Кудесников нашел Мерседеса мирно спящим под деревом, в дупле
которого он его оставил. Рядом валялись колбасные шкурки и разодранная пачка
плавленого сыра. Судя по следам на морде, Мерс провел дегустацию этого
продукта. Где он все это раздобыл и как сумел расстегнуть «молнию», оставалось
загадкой. Арсений сунул руку в дупло, вытащил сумку и стал наводить порядок.
Приходилось спешить, так как четверка, которую он не хотел упускать из виду,
углубилась в лес уже довольно далеко.
Убедившись, что молчаливая, как сфинкс, Ксения, пришибленный
Веселовский и находящийся в прострации Синьков сели в автобус, который повез их
обратно в Аркадьев, Кудесников с чистой совестью переключил свое внимание на
Николая Никифоровича, о котором он до сегодняшнего дня вообще не слышал.

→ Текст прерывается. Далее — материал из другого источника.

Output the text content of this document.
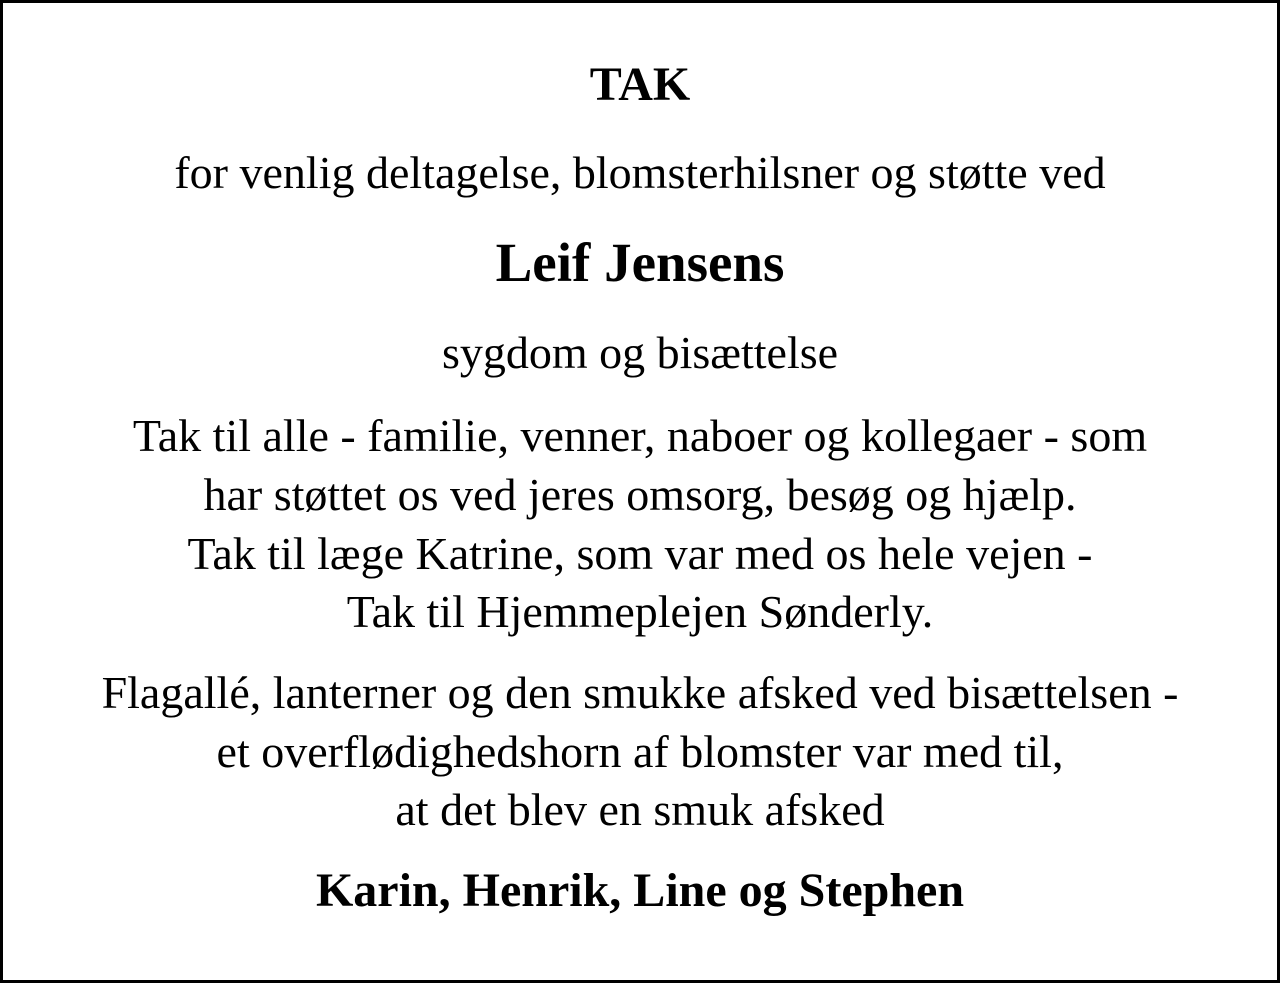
TAK
for venlig deltagelse, blomsterhilsner og støtte ved
Leif Jensens
sygdom og bisættelse
Tak til alle - familie, venner, naboer og kollegaer - som
har støttet os ved jeres omsorg, besøg og hjælp.
Tak til læge Katrine, som var med os hele vejen -
Tak til Hjemmeplejen Sønderly.
Flagallé, lanterner og den smukke afsked ved bisættelsen -
et overflødighedshorn af blomster var med til,
at det blev en smuk afsked
Karin, Henrik, Line og Stephen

Проводив подельников, тот остался на автовокзале, дождался ближайшего автобуса
до Москвы и отбыл. Вместе с ним отчалили и Кудесников с Мерседесом.
Когда прибыли в столицу, Николай Никифорович прямиком
направился в метро, доехал до Таганки, где, как оказалось, и проживал — в
одном из старых домов недалеко от известного театра. Ни на какую встречу,
вопреки собственным обещаниям, он с докладом не отправился.